Earth Explorers: satellites to understand our changing Earth. Credits: ESA Paris, France (ESA) Nov 30, 2010 As part of the procedure to realise ESA's series of Earth Explorers, two new mission proposals have been selected for further development. The missions, called FLEX and CarbonSat, now vying to be the eighth Earth Explorer, both address key climate and environmental change issues. The selection follows ESA's Call for Earth Explorer Proposals that was released in October last year and ended in the Agency receiving 31 high-quality mission concepts. Subsequently, the proposals were carefully evaluated by leading Earth scientists in four peer review panels.
This evaluation process, which included a comprehensive programmatic and technical assessment, resulted in ESA's Earth Science Advisory Committee selecting the two most scientifically relevant and programmatically feasible concepts - recommending that the Fluorescence Explorer (FLEX) and CarbonSat be presented to ESA's Programme Board for Earth Observation.
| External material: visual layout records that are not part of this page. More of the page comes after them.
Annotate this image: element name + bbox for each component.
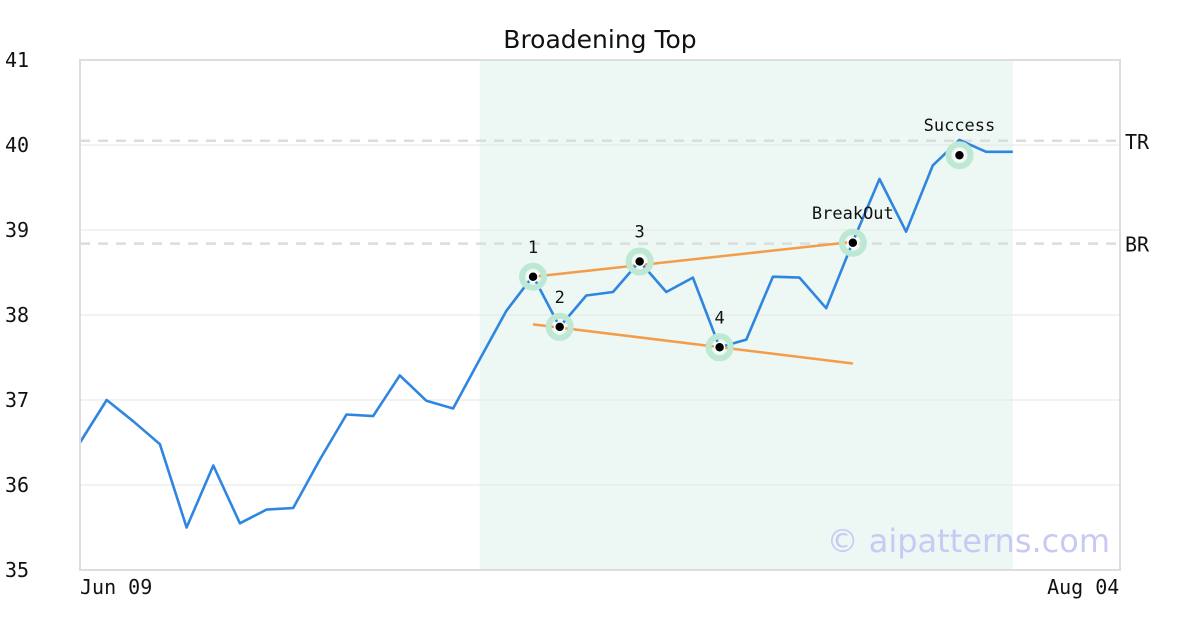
marker-label: 3 [635, 222, 645, 242]
y-tick-label: 37 [5, 388, 29, 412]
y-tick-label: 35 [5, 558, 29, 582]
x-tick-label: Jun 09 [80, 575, 152, 599]
trendline [532, 323, 854, 365]
marker-halo [705, 333, 734, 362]
y-tick-label: 38 [5, 303, 29, 327]
chart-title: Broadening Top [503, 25, 696, 54]
marker-halo [945, 141, 974, 170]
marker-point [713, 341, 726, 354]
marker-halo [519, 262, 548, 291]
y-tick-label: 36 [5, 473, 29, 497]
marker-halo [625, 247, 654, 276]
marker-point [953, 149, 966, 161]
marker-point [553, 321, 566, 333]
marker-point [527, 271, 539, 283]
watermark: © aipatterns.com [827, 522, 1110, 560]
level-label: TR [1125, 130, 1150, 154]
marker-label: 1 [528, 238, 538, 258]
y-tick-label: 40 [5, 133, 29, 157]
marker-label: Success [924, 116, 996, 136]
marker-halo [545, 312, 574, 341]
y-tick-label: 39 [5, 218, 29, 242]
marker-halo [838, 228, 867, 257]
y-tick-label: 41 [5, 48, 29, 72]
level-label: BR [1125, 233, 1150, 257]
marker-label: BreakOut [812, 204, 894, 224]
x-tick-label: Aug 04 [1047, 575, 1119, 599]
trendline [532, 240, 853, 278]
marker-label: 4 [714, 308, 724, 328]
marker-point [633, 255, 646, 268]
marker-point [847, 237, 859, 249]
plot-frame [79, 59, 1121, 571]
marker-label: 2 [555, 288, 565, 308]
At the Earth Observation Programme Board Member States meeting, held on 24 November, it was decided to go ahead with the recommendation for FLEX and CarbonSat to move forward to 'Phase-A/B1'. This phase includes feasibility study and further consolidation of the various components that make up a satellite mission.
As with all Earth Explorer missions, FLEX and CarbonSat respond to issues raised by the scientific community to further our understanding of how Earth works as a system and how human activity is affecting natural Earth processes. In this case, both FLEX and CarbonSat aim to provide key information on different aspects of the carbon cycle.
The CarbonSat mission would quantify and monitor the distribution of two of the most important greenhouse gases in the atmosphere, also released through human activity: carbon dioxide and methane. Data from the mission would lead to a better understanding of the sources and sinks of these two gases and how they are linked to climate change.
The FLEX mission aims to provide global maps of vegetation fluorescence, which can be converted into an indicator of photosynthetic activity. These data would improve our understanding of how much carbon is stored in plants and their role in the carbon and water cycles.
The mission would work in combination with the Ocean and Land Colour Instrument and the Sea and Land Surface Temperature Radiometer on Sentinel-3 to improve models of future atmospheric carbon dioxide concentrations.
The next step in the development of these two mission concepts is to begin the definition studies in the second quarter of 2011.
There are three Earth Explorers in orbit: GOCE, SMOS and CryoSat; a further three being constructed: Swarm, ADM-Aeolus and EarthCARE; and three undergoing feasibility studies competing for selection as Earth Explorer-7: BIOMASS, PREMIER and CoReH2O.